Sarah Palin's cojones outburst had nothing to do with President Obama, or Arizona Governor Jan Brewer, or immigration for that matter. It was quite simply all about Sarah. It was about Sarah Palin's long-term image construction project where she simultaneously fosters feminine and masculine stereotypes.
Since bursting onto the national scene at the Republican National Convention, Palin has deftly played with gender stereotypes. Her first entrée into gender bending came with her self-identification as a Pit Bull with lipstick. Most recently she is a Mamma, but a grizzly bear too. Palin is an attractive women who proudly wears her stilettos, form fitting suits, and coiffed 'dos. However, she will just as readily slip into a parka, put on a baseball cap and grab her hunting rifle.
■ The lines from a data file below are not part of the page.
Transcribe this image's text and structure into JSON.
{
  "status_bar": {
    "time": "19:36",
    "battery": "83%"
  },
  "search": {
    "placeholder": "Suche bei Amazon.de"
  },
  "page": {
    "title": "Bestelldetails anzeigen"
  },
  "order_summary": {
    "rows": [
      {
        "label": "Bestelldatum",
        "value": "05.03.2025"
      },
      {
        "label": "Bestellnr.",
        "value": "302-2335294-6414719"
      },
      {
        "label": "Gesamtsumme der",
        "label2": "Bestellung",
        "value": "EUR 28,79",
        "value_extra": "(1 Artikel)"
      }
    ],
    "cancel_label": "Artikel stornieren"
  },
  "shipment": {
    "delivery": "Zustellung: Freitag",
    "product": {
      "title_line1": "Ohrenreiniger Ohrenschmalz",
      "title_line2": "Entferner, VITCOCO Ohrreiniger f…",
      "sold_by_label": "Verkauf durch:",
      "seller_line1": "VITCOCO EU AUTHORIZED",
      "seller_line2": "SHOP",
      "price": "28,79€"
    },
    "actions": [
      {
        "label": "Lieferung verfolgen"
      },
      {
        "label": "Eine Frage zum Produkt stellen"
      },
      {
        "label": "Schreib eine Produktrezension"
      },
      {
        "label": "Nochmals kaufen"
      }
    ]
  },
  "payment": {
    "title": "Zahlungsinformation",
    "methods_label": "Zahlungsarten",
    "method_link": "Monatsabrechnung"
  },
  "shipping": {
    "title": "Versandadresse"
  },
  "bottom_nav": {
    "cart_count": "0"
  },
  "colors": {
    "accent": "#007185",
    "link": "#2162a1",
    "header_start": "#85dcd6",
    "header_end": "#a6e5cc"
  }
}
Sarah Palin navigates between the roles of mother and tough stud. As a mother and a grandmother she highlights the associated characteristics--a nurturing, empathetic side with strong inter-personal skills. At the same time, her policy issues and remarks regarding her opponents (e.g. Barack Obama) showcase a competitiveness and aggressiveness that allows her to brandish her Pit Bull cred.
Her invocation of cojones bumped her up quite a bit on the masculine side of the ledger. She could have said, "balls," but she did not. Instead she chose the Spanish translation that has a much more vulgar connotation AND adds on the culturally stereotypical element of machoness. I doubt Sarah Palin was attempting to be culturally consistent by using a Spanish term when discussing the Mexican border. Cojones--a term that my grandmother would scold me for if I ever used is something that just does not come out of the mouth of a señorita.
Palin juxtaposes feminine and masculine stereotypes offering her the best of both worlds. Research in the field of business organization finds that a key element of leadership, charisma, is made up of stereotypically male and female traits. In other words, a cocktail mix of confidence, assertiveness, sensitivity to follower needs, and empathy provides for a leader that is effective, especially in change-oriented organizations (e.g. Groves 2005; Rosner; 1990; Hegeslen 1990; Merolla and Eberhardt 2010). Whether the Republican party is a change oriented organization can be disputed, but at the very least the face (older white males) of the Republican party is seeking change.
A recent paper by a colleague of mine, Jennifer Merolla at Claremont Graduate University, finds that Palin indeed envelops both gender trait stereotypes and that the priming of these stereotypes produces differential reactions by survey respondents. Tangibly, what this means is: 1.) By shoring up both feminine and masculine traits Palin develops her general charismatic leadership style and 2.) She can micro-target her messages by highlighting certain traits from her character arsenal depending on the audience and context.
Sarah Palin's cojones statement was not erratic. It was a calculated and purposive step toward auguring a charismatic leadership profile. A combination of softness and toughness is not new to women in politics. However, such an explicit and active combination of the macho and feminine is. From a Pit Bull with lipstick, to a Mamma Grizzly, to a Señorita with cojones Sarah Palin is building her resume. The question is whether voters will embrace Palin as the CEO of the Republican Party or perhaps of the United States.